ZeniMax seeks unspecified damages based on claims including trade-secret misappropriation, copyright and trademark infringement, breach of contract and unfair competition, according to the complaint.

Oculus, run by Chief Executive Officer Brendan Iribe, has funding from a $75 million round led by Andreessen Horowitz in December and $2.5 million of preorders from a campaign on crowdfunding website Kickstarter in 2012. Bloomberg LP, the parent of Bloomberg News, is an investor in Andreessen Horowitz, a venture capital firm based in Menlo Park, California.

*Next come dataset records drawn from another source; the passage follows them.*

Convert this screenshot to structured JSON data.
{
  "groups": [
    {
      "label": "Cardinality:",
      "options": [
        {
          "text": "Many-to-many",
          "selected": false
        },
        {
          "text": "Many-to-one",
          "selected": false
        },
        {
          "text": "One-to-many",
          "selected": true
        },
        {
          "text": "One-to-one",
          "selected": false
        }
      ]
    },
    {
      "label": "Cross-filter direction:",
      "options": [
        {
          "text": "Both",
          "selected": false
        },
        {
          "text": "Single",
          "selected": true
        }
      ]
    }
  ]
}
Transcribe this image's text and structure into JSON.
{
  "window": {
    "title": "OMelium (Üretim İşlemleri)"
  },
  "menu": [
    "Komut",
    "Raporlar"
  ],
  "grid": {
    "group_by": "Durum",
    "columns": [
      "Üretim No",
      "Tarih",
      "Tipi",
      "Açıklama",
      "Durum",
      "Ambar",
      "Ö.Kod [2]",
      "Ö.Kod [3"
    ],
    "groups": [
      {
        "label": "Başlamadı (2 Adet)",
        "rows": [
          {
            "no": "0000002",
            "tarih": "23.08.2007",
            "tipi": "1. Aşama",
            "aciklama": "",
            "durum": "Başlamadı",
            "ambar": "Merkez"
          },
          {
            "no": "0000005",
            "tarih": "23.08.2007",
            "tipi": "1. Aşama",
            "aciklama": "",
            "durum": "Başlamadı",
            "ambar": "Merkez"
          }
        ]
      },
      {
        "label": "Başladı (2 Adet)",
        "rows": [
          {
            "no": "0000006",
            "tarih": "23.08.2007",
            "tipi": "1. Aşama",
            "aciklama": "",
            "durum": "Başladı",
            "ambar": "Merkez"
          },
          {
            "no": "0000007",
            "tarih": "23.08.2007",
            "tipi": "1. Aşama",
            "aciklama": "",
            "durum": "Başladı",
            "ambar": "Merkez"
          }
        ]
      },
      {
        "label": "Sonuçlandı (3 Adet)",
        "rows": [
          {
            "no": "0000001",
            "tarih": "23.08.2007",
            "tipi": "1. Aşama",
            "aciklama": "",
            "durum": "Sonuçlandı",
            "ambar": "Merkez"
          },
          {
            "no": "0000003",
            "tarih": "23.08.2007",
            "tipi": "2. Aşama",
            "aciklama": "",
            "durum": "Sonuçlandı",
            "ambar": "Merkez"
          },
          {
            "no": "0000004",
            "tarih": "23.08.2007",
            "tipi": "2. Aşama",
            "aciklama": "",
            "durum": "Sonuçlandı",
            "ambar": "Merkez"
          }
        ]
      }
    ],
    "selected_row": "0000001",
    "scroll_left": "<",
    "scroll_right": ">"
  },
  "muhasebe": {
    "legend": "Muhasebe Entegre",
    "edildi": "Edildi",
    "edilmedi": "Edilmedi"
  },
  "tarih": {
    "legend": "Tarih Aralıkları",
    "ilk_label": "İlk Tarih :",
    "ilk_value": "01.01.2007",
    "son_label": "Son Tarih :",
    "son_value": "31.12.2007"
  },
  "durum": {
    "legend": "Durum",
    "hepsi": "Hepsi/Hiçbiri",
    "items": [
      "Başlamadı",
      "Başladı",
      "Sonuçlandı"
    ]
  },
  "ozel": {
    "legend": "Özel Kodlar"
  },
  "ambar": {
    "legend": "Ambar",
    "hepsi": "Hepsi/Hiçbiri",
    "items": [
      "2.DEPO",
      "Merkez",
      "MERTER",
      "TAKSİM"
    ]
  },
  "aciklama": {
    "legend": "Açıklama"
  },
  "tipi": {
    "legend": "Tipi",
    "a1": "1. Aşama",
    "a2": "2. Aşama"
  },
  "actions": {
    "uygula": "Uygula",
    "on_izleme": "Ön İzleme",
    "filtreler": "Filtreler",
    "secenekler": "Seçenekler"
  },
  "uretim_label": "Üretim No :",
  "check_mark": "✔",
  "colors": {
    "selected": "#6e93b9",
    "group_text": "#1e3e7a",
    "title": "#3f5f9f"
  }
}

ZeniMax, based in Rockville, Maryland, was founded in 1999 by Robert A. Altman, a former lawyer who also started FriendFinder Networks Inc. The company’s games, including “The Elder Scrolls,” are primarily played on interactive consoles like Microsoft’s Xbox 360 and on computers and wireless devices.

Providence Equity Partners led a $300 million investment in ZeniMax in 2007, followed by a $150 million round in 2010. Other investors include Leslie Moonves, producer Jerry Bruckheimer and Harry Sloan, the former chairman of Metro-Goldwyn-Mayer Inc.

The case is ZeniMax Media Inc. v. Oculus VR Inc., 14- cv-01849, U.S. District Court, Northern District of Texas (Dallas).